1. Sensory Processes and Perception
Sensation vs. Perception
Sensation is the passive reception of data from the senses; perception is its active interpretation and organization in the brain.
Sensory Thresholds
Absolute threshold (minimum to detect a stimulus), difference threshold (JND – just noticeable difference).
Weber-Fechner Law
The relationship between stimulus intensity and change; remember that this law fails at extreme values.
Visual Receptors
Rods (black and white vision, dim light) vs. cones (colors, details, fovea).
Blind Spot vs. Yellow Spot (Fovea)
Yellow spot = area of sharpest vision; Blind spot = no receptors (exit of the optic nerve).
Illusion vs. Hallucination
Illusion = distorted real stimulus. Hallucination = false perception without an external stimulus (originates in the brain).
Gestalt Laws
The whole is greater than the sum of its parts; law of Pragnanz (good figure), proximity, similarity, figure-ground relationship.
2. Attention, Memory, and Learning
Properties of Attention
Tenacity (sustained attention), capacity, vigilance (alertness), oscillation (fluctuation), selectivity.
G. A. Miller
Short-term memory capacity is the "magic number" 7 ± 2 items.
H. Ebbinghaus
Forgetting curve; we forget the most and the fastest immediately after learning.
Amnesia
Retrograde (loss of past memories) vs. Anterograde (inability to form new memories).
Trap: Implicit Memory
A patient with anterograde amnesia does not lose the ability to learn new motor skills (implicit memory still functions).
Interference
Proactive (old information disrupts the learning of new) vs. Retroactive (new information overwrites old).
Basic Forms of Learning
Habituation (weakening of a response to a harmless stimulus) vs. Sensitization (strengthening of a response).
Learning: Who is Who?
Pavlov (classical conditioning), Skinner/Thorndike (operant conditioning, law of effect), Köhler (insight learning), Bandura (observational learning, Bobo doll).

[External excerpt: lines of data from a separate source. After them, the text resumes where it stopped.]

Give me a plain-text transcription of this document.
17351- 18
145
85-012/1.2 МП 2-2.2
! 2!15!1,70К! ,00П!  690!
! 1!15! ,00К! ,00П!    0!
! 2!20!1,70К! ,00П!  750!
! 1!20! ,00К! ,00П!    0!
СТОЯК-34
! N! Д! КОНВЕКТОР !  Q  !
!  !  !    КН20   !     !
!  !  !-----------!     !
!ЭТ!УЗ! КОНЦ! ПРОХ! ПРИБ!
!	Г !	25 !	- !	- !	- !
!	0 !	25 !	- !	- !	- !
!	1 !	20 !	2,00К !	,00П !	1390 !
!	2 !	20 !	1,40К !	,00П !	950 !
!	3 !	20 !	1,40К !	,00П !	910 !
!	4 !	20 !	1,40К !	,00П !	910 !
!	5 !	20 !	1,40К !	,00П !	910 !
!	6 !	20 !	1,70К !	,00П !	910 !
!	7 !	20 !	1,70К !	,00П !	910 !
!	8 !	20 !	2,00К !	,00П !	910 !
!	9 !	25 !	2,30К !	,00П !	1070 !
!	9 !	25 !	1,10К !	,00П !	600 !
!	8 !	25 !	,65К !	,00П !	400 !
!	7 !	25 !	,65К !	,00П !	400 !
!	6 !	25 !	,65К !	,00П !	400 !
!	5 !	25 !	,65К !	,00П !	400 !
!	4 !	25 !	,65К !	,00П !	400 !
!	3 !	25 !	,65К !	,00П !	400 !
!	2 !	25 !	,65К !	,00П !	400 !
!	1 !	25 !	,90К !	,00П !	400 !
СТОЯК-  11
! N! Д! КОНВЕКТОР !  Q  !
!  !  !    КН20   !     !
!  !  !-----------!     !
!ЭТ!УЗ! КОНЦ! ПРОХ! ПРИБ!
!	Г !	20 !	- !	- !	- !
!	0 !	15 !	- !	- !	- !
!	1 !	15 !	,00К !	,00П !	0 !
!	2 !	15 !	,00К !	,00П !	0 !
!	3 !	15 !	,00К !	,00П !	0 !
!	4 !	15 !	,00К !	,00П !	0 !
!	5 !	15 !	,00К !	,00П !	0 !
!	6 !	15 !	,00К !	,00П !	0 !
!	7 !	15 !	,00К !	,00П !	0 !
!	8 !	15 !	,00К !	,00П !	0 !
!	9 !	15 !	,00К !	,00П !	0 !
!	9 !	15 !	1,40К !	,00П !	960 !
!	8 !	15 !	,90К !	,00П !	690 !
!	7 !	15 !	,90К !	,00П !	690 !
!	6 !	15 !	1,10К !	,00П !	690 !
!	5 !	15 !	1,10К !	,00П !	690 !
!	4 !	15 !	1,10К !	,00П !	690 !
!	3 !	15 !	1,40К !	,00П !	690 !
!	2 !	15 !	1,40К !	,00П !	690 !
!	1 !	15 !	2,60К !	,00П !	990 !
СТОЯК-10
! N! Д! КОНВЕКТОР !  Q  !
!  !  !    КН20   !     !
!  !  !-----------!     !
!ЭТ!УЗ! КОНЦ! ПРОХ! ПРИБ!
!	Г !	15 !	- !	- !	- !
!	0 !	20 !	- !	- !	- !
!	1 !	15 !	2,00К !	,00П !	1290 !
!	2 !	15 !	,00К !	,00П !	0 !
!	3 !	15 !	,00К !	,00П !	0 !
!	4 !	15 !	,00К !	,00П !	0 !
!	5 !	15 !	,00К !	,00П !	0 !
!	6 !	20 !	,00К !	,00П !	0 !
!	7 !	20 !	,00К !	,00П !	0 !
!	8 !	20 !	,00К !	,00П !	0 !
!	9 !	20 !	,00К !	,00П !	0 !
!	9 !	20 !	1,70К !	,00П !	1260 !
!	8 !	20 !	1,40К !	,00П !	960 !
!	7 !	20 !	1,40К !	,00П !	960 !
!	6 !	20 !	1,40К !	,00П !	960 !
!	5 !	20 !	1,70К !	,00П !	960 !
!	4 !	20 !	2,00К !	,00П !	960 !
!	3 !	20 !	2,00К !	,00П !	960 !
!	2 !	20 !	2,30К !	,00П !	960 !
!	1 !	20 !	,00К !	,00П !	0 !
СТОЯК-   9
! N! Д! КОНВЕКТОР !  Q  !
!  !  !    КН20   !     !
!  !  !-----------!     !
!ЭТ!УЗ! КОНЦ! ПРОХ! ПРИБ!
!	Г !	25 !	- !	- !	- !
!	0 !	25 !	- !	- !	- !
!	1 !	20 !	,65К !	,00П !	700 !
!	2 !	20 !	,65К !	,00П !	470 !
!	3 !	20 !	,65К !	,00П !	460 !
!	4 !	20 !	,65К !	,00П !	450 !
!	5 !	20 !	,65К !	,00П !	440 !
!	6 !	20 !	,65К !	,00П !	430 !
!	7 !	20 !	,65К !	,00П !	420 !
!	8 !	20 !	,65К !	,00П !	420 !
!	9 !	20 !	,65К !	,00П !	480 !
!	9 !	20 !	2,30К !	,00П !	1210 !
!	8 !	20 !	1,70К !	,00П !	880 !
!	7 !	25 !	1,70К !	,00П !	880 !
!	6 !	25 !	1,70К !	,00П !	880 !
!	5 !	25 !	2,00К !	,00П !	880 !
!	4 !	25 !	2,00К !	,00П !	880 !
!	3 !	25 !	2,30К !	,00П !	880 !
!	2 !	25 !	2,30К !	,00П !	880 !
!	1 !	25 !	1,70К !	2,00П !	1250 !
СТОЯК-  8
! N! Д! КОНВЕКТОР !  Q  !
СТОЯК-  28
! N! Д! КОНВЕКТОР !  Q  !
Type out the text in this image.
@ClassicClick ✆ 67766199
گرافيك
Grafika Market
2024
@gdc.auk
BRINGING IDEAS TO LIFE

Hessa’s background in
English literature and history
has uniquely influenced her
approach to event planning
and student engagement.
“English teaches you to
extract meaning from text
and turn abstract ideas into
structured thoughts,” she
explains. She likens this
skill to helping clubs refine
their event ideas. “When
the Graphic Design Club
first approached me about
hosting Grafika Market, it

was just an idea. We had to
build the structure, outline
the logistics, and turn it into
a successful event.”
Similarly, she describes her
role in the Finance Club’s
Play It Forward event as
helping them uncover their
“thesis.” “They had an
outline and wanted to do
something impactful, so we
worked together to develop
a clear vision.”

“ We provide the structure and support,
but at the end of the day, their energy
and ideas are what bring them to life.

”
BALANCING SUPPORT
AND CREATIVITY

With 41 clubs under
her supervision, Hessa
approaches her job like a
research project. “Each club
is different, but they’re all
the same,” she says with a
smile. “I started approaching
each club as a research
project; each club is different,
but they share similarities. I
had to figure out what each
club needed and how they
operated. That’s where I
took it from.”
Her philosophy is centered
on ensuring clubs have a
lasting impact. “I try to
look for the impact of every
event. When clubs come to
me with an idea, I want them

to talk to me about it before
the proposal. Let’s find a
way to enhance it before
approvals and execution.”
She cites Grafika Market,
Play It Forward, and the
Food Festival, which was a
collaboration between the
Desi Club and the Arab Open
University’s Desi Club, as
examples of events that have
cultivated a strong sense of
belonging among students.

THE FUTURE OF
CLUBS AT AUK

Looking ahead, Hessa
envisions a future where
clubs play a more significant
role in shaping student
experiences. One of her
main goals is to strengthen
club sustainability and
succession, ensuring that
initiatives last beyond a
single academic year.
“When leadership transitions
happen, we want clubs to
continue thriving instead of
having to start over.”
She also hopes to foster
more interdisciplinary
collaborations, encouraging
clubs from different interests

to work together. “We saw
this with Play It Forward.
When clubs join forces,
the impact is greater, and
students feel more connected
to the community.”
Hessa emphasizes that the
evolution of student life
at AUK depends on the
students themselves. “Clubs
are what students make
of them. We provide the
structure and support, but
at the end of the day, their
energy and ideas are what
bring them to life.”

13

3. Thinking, Imagination, and Emotions
Types of Thinking
Convergent (seeking one correct solution) vs. Divergent (creative, seeking multiple alternatives).
Phases of Creativity
1. Preparation, 2. Incubation (ripening in the unconscious), 3. Illumination (Aha-experience), 4. Verification.
Whorf's Hypothesis
The structure of the language we speak fundamentally influences our cognitive categories (linguistic relativity).
Theories of Emotion
James-Lange (body/physiology precedes emotion), Cannon-Bard (occur simultaneously), Schachter-Singer (physiological arousal + cognitive label).
Paul Ekman
Described 6 universal, innate emotions across cultures. Trap: Pain is not an emotion!
Yerkes-Dodson Law
A moderate level of arousal (motivation) is optimal for the best possible performance. Both too low and too high arousal impair performance.
Parapraxis
A Freudian slip (slip of the tongue), which, according to Freud, reveals unconscious wishes.
4. Consciousness, Sleep, and Altered States
Topographic Model
Freud's division of the psyche into the conscious, preconscious, and unconscious.
Sleep Stages
NREM sleep (physical regeneration) vs. REM sleep (psychological regeneration, dreams).
REM Sleep Paradox
The brain is highly active (like in wakefulness), but skeletal muscles are completely paralyzed.
Sleepwalking (Somnambulism)
Occurs exclusively in deep NREM sleep. It would be impossible in the REM phase due to muscle paralysis.
Drugs: Alcohol Trap
From a pharmacological perspective, alcohol is a depressant, slowing down the nervous system (relaxation is caused by the suppression of inhibitions).
5. Methodology and Psychodiagnostics
Correlation vs. Causation
Correlation does not imply causation! Just because two phenomena occur together (ice cream sales and drownings) does not prove one causes the other.
Experiment
The only research method that can prove causality.
Variables
Independent variable = cause (we manipulate it); Dependent variable = effect (we measure it).
Longitudinal vs. Cross-sectional
Longitudinal (studies the same group over a long period) vs. Cross-sectional (studies different age groups at the same time).
Projective Techniques
Personality tests with ambiguous stimuli onto which the client projects their unconscious (Rorschach test, TAT).
Validity vs. Reliability
Validity (Does the test actually measure what it claims to?); Reliability (Does the test measure consistently over time?).